De acordo com alguns pesquisadores, esse comportamento pode ser um reflexo social e não somente um avanço tecnológico. Para Daniel Oppermann, doutor em Relações Internacionais pela Universidade de Brasília e cientista político pela Universidade Livre de Berlim, é preciso considerar que os serviços que usamos na internet são desenvolvidos por empresas. Logo, ele diz, o interesse econômico é uma questão prioritária. “O objetivo é que o usuário fique contente com os serviços e os resultados, e volte a acessá-lo na próxima vez.”

Apesar de anunciar constantemente mudanças em seus algoritmos, Facebook e Google, por exemplo, não detalham abertamente qual é a fórmula que usam para personalizar conteúdos por razões mercadológicas. “A tecnologia que as empresas utilizam para atingir esses objetivos é mantida em segredo. Elas não divulgam seu algoritmos, assim como uma empresa de açaí não revela a receita que deixa seu produto mais gostoso que o da concorrência.”

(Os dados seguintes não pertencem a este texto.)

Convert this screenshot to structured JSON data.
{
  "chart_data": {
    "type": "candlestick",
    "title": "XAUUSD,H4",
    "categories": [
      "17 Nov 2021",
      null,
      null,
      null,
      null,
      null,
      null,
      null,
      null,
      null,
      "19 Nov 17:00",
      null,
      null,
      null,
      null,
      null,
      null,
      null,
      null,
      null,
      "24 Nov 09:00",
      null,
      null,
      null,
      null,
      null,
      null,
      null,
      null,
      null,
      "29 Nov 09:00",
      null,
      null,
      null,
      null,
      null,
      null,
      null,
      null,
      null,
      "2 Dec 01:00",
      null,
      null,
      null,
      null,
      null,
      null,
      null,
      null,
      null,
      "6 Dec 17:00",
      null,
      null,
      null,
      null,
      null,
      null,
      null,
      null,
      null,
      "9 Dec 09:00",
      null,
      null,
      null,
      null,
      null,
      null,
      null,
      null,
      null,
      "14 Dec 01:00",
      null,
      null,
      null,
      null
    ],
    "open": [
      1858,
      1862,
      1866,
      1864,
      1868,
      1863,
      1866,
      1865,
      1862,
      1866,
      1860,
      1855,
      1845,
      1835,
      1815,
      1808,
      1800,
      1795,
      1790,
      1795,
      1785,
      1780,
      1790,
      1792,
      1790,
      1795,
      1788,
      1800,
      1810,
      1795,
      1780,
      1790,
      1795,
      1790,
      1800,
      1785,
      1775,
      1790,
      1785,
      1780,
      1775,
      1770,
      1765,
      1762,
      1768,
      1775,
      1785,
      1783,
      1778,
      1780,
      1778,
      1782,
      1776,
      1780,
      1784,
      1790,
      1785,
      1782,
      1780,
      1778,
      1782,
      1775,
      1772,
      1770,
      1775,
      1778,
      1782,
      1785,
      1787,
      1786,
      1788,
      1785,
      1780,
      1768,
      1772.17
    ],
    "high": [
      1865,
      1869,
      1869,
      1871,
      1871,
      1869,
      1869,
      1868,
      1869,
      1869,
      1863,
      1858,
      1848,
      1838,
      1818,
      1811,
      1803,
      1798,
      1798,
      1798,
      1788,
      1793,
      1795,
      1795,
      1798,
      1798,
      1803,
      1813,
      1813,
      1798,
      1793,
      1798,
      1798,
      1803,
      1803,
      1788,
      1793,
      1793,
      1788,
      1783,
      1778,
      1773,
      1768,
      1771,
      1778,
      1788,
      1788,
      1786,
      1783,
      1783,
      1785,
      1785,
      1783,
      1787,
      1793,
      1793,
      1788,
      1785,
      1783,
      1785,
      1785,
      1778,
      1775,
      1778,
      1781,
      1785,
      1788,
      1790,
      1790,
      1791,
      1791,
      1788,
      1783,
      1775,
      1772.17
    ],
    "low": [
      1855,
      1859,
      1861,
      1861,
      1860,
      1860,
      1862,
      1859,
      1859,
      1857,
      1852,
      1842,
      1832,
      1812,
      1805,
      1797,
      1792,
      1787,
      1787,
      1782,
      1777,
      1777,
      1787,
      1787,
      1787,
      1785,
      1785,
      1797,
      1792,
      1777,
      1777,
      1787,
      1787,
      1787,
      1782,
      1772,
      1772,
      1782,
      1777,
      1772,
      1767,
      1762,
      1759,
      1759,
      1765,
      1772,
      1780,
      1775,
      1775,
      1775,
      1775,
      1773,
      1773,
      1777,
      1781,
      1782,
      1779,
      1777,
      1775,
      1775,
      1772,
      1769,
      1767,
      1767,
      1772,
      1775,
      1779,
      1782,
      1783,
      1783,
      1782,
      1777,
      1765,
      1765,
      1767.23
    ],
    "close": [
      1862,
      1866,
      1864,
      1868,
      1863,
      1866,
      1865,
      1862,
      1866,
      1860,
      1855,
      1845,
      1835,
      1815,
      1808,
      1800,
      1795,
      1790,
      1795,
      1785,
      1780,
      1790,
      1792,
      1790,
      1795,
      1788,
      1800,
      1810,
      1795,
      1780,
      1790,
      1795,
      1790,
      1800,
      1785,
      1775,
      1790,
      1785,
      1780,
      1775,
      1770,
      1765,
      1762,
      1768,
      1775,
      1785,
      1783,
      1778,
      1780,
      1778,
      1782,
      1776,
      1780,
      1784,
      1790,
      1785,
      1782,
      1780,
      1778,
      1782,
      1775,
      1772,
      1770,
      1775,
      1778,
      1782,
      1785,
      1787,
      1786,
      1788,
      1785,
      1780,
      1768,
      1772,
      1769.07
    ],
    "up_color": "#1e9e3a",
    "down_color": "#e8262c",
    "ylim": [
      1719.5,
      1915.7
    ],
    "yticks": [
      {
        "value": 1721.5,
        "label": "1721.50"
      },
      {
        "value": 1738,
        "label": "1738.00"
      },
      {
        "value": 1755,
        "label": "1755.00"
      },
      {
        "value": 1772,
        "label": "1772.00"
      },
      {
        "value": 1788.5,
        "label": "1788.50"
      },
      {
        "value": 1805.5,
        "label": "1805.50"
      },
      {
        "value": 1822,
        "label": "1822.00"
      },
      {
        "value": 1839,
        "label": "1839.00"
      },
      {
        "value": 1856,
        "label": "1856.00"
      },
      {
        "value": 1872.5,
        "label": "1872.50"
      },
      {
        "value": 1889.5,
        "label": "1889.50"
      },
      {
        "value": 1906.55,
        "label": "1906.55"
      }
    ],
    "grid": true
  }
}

Érica Anita Baptista Silva, mestre em Comunicação Social e doutoranda em Ciência Política na Universidade Federal de Minas Gerais, acredita que o movimento de reforço de predisposições que ocorre na web é apenas um reflexo do que acontece no dia a dia. “Tendemos a nos relacionar com pessoas que, normalmente, compartilham das mesmas opiniões, buscamos assuntos que já nos interessam em alguma medida. E por outro lado, fazendo isso, evitamos o embate de ideias, os posicionamentos contrários. Mas não considero que seja uma ameaça.”

Discussão
Recentemente, o Facebook anunciou que está negociando com empresas de comunicação para hospedar conteúdo jornalístico em sua própria página. Dessa forma, leitores não seriam redirecionados para links externos, como acontece. Em artigo para o Columbia Journalism Review, a jornalista Alexis Sobel Fitts defendeu que o novo modelo de negócio pode prejudicar o jornalismo, lembrando que o Facebook oferece, como um de seus recursos, o impulso de conteúdos mediante pagamento.

Para o jornalista Diogo Rodriguez, fundador do Me Explica, site que se propõe a averiguar pautas controversas e boatos, é preciso entender que a internet não é um meio altruísta. “Não acredito que seja uma questão técnica, de algoritmos que filtram o conteúdo. O problema é que a internet foi ‘vendida’ como um meio de democratização de informação”, argumenta. “Sem senso crítico, pesquisa e formação, não adianta nada ter todas as ferramentas porque o usuário acaba incorrendo nos mesmos vícios.”

Daniel Oppermann defende bom senso para usar a internet de forma produtiva, para diferenciar entre informação de entretenimento e jornalística. “Uma sociedade que busca a multiplicidade de ideias nos debates precisa ensinar pluralismo e pensamento crítico a partir da infância. A pré-seleção de informações na internet via empresas não é automaticamente uma ameaça, caso outras informações estejam disponíveis.”